A New Source of Power Literally at Your Fingertips

Lane Simonds:

At Sparta Group, management is always on the look-out for new, advanced environmental technology. The company will often adopt or foster technologies that management and staff believe can transform energy, reduce customers’ carbon footprint, as well as save them money. Sparta also likes to recognize innovators, especially when they come up with something unique. Here’s a good example – a new source of power right at your fingertips.

Engineers at the University of California San Diego have developed a thin, flexible strip that is worn on a fingertip and generates small amounts of electricity when a person’s finger sweats or presses on it. Essentially, the engineers have figured out a way to harness energy from sweat.

There are other sweat powered wearables, but this strip does not require exercise, or any type of physical input. It can produce power when a person is sitting or sleeping. The energy wearable harvester can generate extra power from light finger presses. This means activities such as typing, texting, or playing the piano can also produce energy. Most of the energy comes from sweat produced by fingertips. Many people don’t realize that fingertips are one of the sweatiest parts of the human body.
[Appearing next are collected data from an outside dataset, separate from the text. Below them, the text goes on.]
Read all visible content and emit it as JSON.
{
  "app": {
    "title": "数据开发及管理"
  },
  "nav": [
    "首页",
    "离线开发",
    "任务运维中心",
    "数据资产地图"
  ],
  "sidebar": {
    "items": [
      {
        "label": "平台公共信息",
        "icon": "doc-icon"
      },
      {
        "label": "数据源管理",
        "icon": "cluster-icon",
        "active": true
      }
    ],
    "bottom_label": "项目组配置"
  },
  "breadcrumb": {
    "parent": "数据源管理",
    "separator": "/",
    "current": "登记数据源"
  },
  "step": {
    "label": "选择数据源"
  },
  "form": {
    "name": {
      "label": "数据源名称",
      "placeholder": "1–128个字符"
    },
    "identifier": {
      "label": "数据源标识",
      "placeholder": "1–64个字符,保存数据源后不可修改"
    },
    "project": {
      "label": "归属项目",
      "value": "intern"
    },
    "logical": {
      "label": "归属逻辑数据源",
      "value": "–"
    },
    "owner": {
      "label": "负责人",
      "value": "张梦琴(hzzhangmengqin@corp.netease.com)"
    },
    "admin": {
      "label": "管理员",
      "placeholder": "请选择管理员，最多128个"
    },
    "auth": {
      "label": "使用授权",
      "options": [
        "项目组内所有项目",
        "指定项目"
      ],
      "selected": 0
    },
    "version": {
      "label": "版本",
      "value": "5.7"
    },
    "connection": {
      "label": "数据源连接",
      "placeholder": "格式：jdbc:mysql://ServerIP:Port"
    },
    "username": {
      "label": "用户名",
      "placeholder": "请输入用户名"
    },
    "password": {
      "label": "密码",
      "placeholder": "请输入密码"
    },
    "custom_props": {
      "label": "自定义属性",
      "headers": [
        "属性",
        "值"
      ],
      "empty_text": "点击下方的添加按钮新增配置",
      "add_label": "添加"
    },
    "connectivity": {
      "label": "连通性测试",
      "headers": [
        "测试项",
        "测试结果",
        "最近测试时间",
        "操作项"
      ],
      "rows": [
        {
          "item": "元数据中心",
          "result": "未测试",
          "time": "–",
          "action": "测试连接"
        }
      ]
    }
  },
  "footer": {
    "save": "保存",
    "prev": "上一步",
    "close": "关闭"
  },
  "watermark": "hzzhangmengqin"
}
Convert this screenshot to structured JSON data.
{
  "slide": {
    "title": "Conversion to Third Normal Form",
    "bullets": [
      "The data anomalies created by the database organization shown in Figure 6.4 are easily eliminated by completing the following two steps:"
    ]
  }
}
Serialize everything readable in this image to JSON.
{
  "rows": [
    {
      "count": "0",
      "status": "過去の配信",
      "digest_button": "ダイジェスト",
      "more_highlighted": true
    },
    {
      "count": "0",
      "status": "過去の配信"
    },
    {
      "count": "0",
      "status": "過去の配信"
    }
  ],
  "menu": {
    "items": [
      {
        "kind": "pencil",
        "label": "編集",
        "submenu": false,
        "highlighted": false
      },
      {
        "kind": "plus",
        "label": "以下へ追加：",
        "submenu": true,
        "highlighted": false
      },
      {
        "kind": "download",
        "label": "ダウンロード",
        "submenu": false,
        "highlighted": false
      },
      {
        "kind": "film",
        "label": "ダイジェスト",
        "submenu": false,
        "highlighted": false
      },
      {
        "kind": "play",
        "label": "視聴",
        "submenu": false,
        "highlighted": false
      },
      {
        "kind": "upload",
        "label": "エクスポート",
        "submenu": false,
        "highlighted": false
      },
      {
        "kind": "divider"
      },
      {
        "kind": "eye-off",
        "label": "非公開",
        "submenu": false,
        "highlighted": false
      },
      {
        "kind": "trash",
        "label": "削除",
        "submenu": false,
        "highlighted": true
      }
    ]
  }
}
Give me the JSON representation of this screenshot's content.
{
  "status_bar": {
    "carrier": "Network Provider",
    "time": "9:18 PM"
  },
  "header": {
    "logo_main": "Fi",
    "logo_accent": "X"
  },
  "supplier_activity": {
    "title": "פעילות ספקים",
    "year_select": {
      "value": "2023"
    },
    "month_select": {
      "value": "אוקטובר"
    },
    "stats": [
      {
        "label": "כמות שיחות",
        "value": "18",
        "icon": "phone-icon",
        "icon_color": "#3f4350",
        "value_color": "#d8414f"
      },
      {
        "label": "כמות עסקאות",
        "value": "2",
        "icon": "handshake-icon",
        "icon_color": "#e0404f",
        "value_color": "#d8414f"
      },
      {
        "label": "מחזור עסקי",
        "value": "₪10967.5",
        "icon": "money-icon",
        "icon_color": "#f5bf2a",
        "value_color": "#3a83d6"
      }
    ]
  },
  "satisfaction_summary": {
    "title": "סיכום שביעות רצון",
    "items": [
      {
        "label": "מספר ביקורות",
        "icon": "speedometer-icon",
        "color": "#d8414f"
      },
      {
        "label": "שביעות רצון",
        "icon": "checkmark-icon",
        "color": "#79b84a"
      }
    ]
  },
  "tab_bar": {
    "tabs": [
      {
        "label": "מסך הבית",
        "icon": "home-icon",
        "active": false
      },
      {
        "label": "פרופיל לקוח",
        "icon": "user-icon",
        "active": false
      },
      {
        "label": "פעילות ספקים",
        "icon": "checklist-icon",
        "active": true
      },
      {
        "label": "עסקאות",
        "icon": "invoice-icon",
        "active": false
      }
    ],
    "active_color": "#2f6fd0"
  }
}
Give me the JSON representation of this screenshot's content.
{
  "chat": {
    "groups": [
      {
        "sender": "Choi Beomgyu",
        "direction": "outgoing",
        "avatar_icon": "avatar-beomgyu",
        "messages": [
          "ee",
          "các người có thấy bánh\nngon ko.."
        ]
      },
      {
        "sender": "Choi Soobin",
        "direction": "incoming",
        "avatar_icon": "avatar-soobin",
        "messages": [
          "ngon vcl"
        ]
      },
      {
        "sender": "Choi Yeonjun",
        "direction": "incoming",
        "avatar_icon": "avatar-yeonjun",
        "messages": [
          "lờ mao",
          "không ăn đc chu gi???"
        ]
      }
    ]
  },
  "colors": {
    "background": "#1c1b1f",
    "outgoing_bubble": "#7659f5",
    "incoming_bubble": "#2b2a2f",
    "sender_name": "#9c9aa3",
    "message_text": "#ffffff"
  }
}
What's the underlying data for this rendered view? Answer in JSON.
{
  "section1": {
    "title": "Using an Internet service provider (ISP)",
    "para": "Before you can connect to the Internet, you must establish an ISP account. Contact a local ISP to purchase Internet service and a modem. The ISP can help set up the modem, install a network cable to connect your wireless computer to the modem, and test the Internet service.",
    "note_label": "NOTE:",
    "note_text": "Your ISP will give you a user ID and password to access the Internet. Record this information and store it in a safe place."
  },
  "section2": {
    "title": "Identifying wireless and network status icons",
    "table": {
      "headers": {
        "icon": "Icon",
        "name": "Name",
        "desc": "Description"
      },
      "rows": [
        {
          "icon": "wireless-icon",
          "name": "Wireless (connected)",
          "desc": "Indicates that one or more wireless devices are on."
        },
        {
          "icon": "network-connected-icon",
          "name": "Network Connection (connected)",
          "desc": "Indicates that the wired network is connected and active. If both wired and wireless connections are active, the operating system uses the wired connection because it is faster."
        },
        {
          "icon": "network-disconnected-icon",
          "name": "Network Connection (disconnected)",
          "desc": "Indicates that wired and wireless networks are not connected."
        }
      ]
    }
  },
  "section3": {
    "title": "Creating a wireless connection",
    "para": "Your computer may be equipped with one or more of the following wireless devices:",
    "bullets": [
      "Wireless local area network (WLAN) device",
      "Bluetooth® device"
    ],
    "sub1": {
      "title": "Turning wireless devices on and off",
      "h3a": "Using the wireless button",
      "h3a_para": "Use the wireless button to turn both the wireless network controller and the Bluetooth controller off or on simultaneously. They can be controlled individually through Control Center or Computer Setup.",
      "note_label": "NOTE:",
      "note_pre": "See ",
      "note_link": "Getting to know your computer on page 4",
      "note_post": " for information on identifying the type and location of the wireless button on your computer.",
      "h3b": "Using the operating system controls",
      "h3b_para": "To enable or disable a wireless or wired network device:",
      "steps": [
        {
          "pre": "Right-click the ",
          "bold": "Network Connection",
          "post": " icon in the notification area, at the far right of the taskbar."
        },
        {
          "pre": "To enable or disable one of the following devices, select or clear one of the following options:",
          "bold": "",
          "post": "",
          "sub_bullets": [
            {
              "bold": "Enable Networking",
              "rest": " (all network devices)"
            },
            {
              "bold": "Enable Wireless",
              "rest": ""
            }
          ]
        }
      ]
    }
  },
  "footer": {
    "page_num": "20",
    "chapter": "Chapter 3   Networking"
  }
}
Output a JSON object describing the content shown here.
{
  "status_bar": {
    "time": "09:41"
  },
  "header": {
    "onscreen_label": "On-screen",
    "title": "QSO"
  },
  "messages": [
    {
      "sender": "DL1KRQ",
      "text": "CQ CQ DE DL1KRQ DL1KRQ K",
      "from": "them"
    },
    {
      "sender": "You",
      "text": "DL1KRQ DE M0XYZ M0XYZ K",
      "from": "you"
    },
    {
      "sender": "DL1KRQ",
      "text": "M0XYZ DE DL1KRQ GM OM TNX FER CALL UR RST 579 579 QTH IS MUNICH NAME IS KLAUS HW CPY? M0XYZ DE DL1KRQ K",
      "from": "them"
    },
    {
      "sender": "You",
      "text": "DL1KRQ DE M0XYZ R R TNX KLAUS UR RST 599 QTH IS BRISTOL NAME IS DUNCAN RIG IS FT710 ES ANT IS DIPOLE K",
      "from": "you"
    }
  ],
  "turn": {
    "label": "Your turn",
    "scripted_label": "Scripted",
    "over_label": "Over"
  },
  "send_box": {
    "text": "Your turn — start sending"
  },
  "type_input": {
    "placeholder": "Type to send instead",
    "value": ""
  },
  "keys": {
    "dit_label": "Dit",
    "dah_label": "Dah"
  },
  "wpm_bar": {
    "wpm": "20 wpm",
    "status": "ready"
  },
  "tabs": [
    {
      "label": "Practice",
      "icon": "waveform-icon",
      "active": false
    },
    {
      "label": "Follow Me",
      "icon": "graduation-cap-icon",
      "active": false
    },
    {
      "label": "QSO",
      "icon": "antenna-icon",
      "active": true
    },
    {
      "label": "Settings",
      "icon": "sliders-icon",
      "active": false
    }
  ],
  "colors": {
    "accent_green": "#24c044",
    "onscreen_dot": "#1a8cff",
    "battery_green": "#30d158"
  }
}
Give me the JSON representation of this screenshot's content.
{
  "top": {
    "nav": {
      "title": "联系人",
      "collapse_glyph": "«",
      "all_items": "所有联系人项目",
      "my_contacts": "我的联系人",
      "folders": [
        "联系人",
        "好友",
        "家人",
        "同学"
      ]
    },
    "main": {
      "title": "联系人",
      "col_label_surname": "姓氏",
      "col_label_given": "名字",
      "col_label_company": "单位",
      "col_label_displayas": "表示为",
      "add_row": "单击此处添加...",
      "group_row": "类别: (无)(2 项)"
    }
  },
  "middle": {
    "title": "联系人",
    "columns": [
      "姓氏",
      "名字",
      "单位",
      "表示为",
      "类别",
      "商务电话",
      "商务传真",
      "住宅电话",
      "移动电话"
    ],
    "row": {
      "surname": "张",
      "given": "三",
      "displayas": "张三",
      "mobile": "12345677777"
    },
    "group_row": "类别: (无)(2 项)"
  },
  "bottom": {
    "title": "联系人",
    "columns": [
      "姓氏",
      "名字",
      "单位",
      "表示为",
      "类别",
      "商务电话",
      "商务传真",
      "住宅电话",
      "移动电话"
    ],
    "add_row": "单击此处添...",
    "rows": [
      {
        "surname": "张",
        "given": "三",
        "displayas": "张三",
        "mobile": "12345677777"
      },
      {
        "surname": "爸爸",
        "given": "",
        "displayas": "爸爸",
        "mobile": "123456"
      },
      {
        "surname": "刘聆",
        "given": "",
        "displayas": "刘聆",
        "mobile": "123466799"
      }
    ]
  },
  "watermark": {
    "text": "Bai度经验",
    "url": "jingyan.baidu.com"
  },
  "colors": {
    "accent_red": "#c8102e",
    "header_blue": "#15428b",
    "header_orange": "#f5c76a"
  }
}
How the fingertip energy harvester works

The device wraps around a finger like a band-aid. As outlined in a University News Release, a padding of carbon foam electrodes absorbs the sweat from the fingertip and converts it into electrical energy. The electrodes have enzymes that trigger a chemical reaction between lactate and oxygen molecules in sweat to generate the electricity. The device can produce additional electrical energy when pressed because it has a piezoelectric based chip underneath the electrodes. Piezoelectricity is an electric charge that accumulates in certain solid materials, like ceramics, crystals, and biological matter, such as bone and DNA in response to applied mechanical stress. The word piezoelectricity means electricity from pressure and latent heat.

As a wearer sweats or presses on the finger strip, electrical energy is stored in a small capacitor and can be discharged to other devices when needed. The researchers had one person wear the strip while sleeping for 10 hours and close to 400 millijoules of energy was collected. While this doesn’t sound like a lot, it is a good start. It takes about 400 millijoules to power an electronic wristwatch for 24 hours. Keep in mind this is just power produced from one fingertip. The strip can be placed on all ten fingers to generate even more energy.